Brigham was up early yesterday morning. Like 5:30 a.m. early. So I brought him to bed with me and put on a show for him to watch while I
slept some more tried to wake up. Next thing I know he was puking on the floor and crying out for me because little ones get confused when their tummy brings it all back up. I quickly took him into the bathroom as he continued to vomit. I knew then it would be a rough day. My mother-in-law was there to take care of them. But I’m his mama. It should be me holding him tight when he’s sick, shouldn’t it?
I text my boss and told her I would be late. When really I wished I could say – I won’t be in . . . ever.
It’s days like yesterday that make me resentful. It’s days like yesterday that make me want to throw in the towel and never leave my babies ever. I didn’t want to leave. But I eventually had to make myself.
On the ride to work I was mad. Mad that my mind had to be elsewhere when really it was nowhere else but with Brigham. I started thinking of all the reasons I can’t be a stay at home mom. It is our fault. It is because of some of our stupid decisions that I don’t have the freedom to hold him when he’s sick. I sit there and I wish, I wish, I wish for a different path because this one involves working hard every day of my life. Working away memories that will never be made.

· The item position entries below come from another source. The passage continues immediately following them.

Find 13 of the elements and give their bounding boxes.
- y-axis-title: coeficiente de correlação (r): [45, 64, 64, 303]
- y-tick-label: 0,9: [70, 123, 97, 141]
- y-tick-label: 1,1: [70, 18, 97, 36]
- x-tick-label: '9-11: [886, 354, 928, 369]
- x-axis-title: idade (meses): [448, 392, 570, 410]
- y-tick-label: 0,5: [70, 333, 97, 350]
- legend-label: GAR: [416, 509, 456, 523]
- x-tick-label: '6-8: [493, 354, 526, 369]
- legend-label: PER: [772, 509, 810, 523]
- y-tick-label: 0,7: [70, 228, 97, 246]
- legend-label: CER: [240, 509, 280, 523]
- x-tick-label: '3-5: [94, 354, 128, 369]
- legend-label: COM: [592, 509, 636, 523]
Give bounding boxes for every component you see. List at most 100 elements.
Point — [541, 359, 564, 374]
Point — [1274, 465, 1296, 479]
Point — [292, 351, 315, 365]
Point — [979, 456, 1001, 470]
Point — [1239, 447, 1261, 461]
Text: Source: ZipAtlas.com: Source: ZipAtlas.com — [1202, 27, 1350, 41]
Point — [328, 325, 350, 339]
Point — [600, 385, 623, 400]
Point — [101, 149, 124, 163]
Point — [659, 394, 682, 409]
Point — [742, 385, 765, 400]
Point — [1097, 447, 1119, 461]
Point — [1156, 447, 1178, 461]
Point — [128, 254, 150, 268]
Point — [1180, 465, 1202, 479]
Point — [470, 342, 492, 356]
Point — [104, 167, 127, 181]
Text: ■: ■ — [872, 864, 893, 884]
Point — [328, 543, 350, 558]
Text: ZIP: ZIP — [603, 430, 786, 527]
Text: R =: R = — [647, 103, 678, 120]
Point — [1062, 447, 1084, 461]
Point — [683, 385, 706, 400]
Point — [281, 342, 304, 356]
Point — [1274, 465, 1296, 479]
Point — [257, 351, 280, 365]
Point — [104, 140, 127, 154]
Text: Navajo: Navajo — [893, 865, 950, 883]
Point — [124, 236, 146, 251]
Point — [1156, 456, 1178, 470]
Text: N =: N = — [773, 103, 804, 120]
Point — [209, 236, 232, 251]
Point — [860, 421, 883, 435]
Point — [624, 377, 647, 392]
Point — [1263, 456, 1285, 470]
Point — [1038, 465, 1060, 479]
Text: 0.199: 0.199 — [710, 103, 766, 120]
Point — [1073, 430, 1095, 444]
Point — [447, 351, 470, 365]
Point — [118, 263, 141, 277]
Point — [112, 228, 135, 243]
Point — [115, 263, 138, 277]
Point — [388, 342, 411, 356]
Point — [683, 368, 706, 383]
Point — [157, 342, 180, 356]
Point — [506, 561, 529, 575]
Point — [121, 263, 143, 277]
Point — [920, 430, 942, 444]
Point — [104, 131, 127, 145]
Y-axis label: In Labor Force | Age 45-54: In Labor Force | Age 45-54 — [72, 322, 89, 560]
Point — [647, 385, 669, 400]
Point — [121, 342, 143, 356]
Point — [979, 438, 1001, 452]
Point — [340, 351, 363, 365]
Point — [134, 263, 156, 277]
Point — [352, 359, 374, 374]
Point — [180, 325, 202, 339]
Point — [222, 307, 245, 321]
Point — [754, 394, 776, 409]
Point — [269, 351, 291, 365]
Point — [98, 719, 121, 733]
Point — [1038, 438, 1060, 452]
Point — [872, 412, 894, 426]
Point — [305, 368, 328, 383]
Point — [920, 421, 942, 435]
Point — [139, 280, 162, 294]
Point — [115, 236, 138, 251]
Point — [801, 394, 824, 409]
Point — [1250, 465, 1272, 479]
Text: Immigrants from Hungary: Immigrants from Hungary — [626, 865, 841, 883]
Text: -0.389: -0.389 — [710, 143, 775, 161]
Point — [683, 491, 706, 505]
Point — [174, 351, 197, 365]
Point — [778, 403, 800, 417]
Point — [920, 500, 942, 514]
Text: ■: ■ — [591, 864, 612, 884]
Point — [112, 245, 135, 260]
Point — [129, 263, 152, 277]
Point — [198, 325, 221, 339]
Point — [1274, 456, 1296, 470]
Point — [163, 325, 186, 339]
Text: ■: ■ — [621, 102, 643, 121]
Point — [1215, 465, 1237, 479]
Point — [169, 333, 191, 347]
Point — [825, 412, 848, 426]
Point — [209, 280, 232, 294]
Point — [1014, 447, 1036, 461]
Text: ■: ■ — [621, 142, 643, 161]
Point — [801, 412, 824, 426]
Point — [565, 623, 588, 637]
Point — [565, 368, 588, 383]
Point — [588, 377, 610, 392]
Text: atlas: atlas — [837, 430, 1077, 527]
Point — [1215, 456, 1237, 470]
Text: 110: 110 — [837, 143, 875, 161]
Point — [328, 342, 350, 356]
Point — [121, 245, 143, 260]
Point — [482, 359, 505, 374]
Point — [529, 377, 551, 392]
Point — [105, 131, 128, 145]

I try not to think this way. I try to remain grateful for where I am in this life. There is a reason for it. But when I think that we are the reason, well, it cuts me open because we could have made different choices. Could’a, should’a, would’a. Those kind of thoughts suck.
Before I left yesterday Brigham held onto me and said, “Stay with me, mama.”
I choked down the lump in my throat and told him I couldn’t. I left him there on the sofa and walked away heartsick and wishing.